Russia to Stay on ISS for Four Years Longer Than Planned
After months of rising tensions and threats to pull out of the International Space Station as early as 2020, Russia's space agency has officially announced that they will stay on the ISS until 2024, at which time they will withdraw and build their own space station.
Late Tuesday night, the Russian space agency released a statement that detailed plans for their space program up to 2030, which "provides for the use of the ISS until 2024." In 2024, they will remove Russian modules from the station, rendering it useless, and use those modules in order to build their own space station. According to the statement, they would like to build an independent space station in order to "ensure Russia's guaranteed access to space."
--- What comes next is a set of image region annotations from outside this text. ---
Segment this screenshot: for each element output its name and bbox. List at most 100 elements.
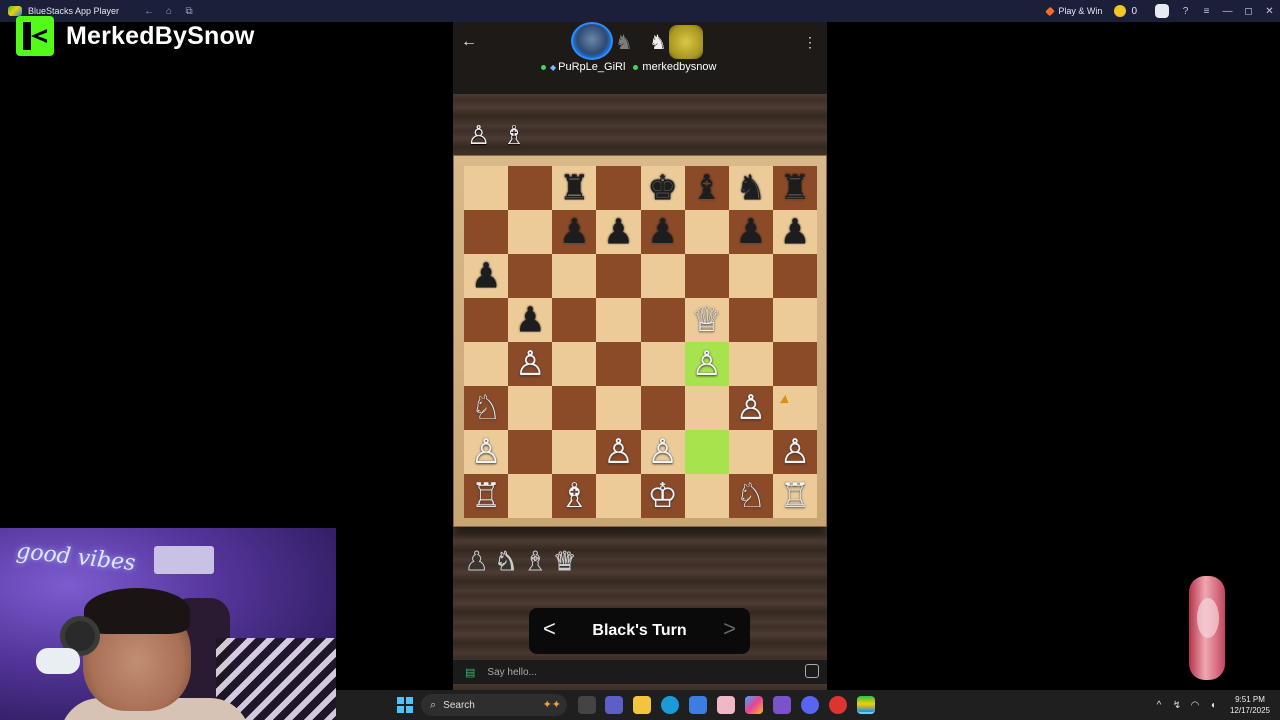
board-square[interactable]: ♖ xyxy=(464,474,509,518)
board-square[interactable]: ♟ xyxy=(772,210,817,254)
chess-piece[interactable]: ♔ xyxy=(647,479,677,513)
board-square[interactable] xyxy=(684,210,729,254)
app-icon[interactable] xyxy=(773,696,791,714)
chess-piece[interactable]: ♖ xyxy=(780,479,810,513)
player1-avatar[interactable] xyxy=(571,22,613,60)
network-activity-icon[interactable]: ↯ xyxy=(1168,700,1186,711)
menu-icon[interactable]: ≡ xyxy=(1196,6,1217,17)
board-square[interactable] xyxy=(508,254,553,298)
wifi-icon[interactable]: ◠ xyxy=(1186,700,1204,711)
board-square[interactable] xyxy=(552,342,597,386)
board-square[interactable]: ♘ xyxy=(464,386,509,430)
chess-piece[interactable]: ♟ xyxy=(471,259,501,293)
volume-icon[interactable]: ◖ xyxy=(1204,700,1222,711)
teams-icon[interactable] xyxy=(605,696,623,714)
board-square[interactable] xyxy=(772,342,817,386)
board-square[interactable]: ♜ xyxy=(552,166,597,210)
board-square[interactable] xyxy=(552,298,597,342)
edge-icon[interactable] xyxy=(661,696,679,714)
board-square[interactable] xyxy=(508,210,553,254)
board-square[interactable]: ♖ xyxy=(772,474,817,518)
chess-piece[interactable]: ♟ xyxy=(780,215,810,249)
board-square[interactable] xyxy=(596,474,641,518)
chat-input[interactable]: ▤ Say hello... xyxy=(453,660,827,684)
chess-piece[interactable]: ♟ xyxy=(647,215,677,249)
board-square[interactable]: ♚ xyxy=(640,166,685,210)
minimize-icon[interactable]: — xyxy=(1217,6,1238,17)
board-square[interactable] xyxy=(728,298,773,342)
board-square[interactable] xyxy=(464,166,509,210)
clock[interactable]: 9:51 PM 12/17/2025 xyxy=(1230,694,1270,716)
board-square[interactable] xyxy=(596,298,641,342)
board-square[interactable] xyxy=(596,166,641,210)
chess-piece[interactable]: ♘ xyxy=(736,479,766,513)
board-square[interactable] xyxy=(640,298,685,342)
chess-piece[interactable]: ♟ xyxy=(603,215,633,249)
chess-piece[interactable]: ♙ xyxy=(780,435,810,469)
board-square[interactable]: ♞ xyxy=(728,166,773,210)
board-square[interactable] xyxy=(684,254,729,298)
board-square[interactable]: ♟ xyxy=(464,254,509,298)
file-explorer-icon[interactable] xyxy=(633,696,651,714)
close-icon[interactable]: ✕ xyxy=(1259,6,1280,17)
board-square[interactable] xyxy=(508,166,553,210)
chess-piece[interactable]: ♖ xyxy=(471,479,501,513)
board-square[interactable] xyxy=(596,254,641,298)
board-square[interactable] xyxy=(640,254,685,298)
play-win-button[interactable]: Play & Win xyxy=(1045,6,1102,16)
board-square[interactable] xyxy=(772,254,817,298)
recents-nav-icon[interactable]: ⧉ xyxy=(179,6,199,17)
chess-piece[interactable]: ♝ xyxy=(691,171,721,205)
board-square[interactable]: ♙ xyxy=(772,430,817,474)
chess-piece[interactable]: ♟ xyxy=(515,303,545,337)
copilot-icon[interactable] xyxy=(745,696,763,714)
board-square[interactable] xyxy=(596,342,641,386)
chess-piece[interactable]: ♙ xyxy=(647,435,677,469)
back-arrow-icon[interactable]: ← xyxy=(461,33,477,51)
chess-piece[interactable]: ♙ xyxy=(515,347,545,381)
chess-piece[interactable]: ♜ xyxy=(780,171,810,205)
discord-icon[interactable] xyxy=(801,696,819,714)
board-square[interactable] xyxy=(464,342,509,386)
board-square[interactable] xyxy=(684,386,729,430)
obs-icon[interactable] xyxy=(829,696,847,714)
board-square[interactable] xyxy=(728,430,773,474)
board-square[interactable] xyxy=(508,474,553,518)
chess-board[interactable]: ♜ ♚ ♝ ♞ ♜ ♟ ♟ ♟ ♟ ♟ ♟ ♟ ♕ ♙ ♙ ♘ ♙ ♙ ♙ ♙ ♙ ♖ ♗ ♔ ♘ ♖ xyxy=(464,166,817,518)
board-square[interactable] xyxy=(684,430,729,474)
board-square[interactable]: ♟ xyxy=(728,210,773,254)
store-icon[interactable] xyxy=(689,696,707,714)
chess-piece[interactable]: ♘ xyxy=(471,391,501,425)
account-avatar-icon[interactable] xyxy=(1155,4,1169,18)
task-view-icon[interactable] xyxy=(578,696,596,714)
player2-avatar[interactable] xyxy=(669,25,703,59)
board-square[interactable]: ♘ xyxy=(728,474,773,518)
board-square[interactable] xyxy=(728,254,773,298)
board-square[interactable] xyxy=(640,386,685,430)
board-square[interactable]: ♙ xyxy=(728,386,773,430)
chess-piece[interactable]: ♞ xyxy=(736,171,766,205)
board-square[interactable] xyxy=(552,430,597,474)
board-square[interactable]: ♟ xyxy=(640,210,685,254)
board-square[interactable]: ♗ xyxy=(552,474,597,518)
board-square[interactable] xyxy=(508,430,553,474)
board-square[interactable] xyxy=(464,210,509,254)
sticker-icon[interactable] xyxy=(805,664,819,678)
board-square[interactable]: ♟ xyxy=(552,210,597,254)
board-square[interactable]: ♙ xyxy=(508,342,553,386)
board-square[interactable] xyxy=(508,386,553,430)
chess-piece[interactable]: ♕ xyxy=(691,303,721,337)
board-square[interactable]: ♔ xyxy=(640,474,685,518)
windows-start-icon[interactable] xyxy=(397,697,413,713)
board-square[interactable] xyxy=(772,386,817,430)
chess-piece[interactable]: ♟ xyxy=(559,215,589,249)
board-square[interactable] xyxy=(772,298,817,342)
floating-chip-widget[interactable] xyxy=(1189,576,1225,680)
chess-piece[interactable]: ♙ xyxy=(691,347,721,381)
more-options-icon[interactable]: ⋮ xyxy=(803,34,817,51)
back-nav-icon[interactable]: ← xyxy=(139,6,159,17)
board-square[interactable] xyxy=(596,386,641,430)
board-square[interactable] xyxy=(684,474,729,518)
board-square[interactable]: ♙ xyxy=(640,430,685,474)
help-icon[interactable]: ? xyxy=(1175,6,1196,17)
The fact that Russia is pulling out of the ISS will have profound ramifications for American space exploration, as we do not currently have our own shuttle program. As of now, Russia is the only country that can shuttle astronauts from Earth to the space station. That being said, this announcement comes as something of a relief, as Russia had previously threatened to pull out as early as 2020, four years before NASA planned to stop using the ISS, as a retaliation for US sanctions.
As the Russian modules are essential to the ISS life support systems, in all likelihood this will mean the end of the ISS in 2024. NASA has a backup module, but there's no word on whether they plan to use it to extend the ISS's life.
Russia is also currently reviewing their lunar mission, which will begin in the near future with unmanned missions to orbit the Moon and land on its surface. "Close to 2030, the plan is to move over to manned flights to the Moon."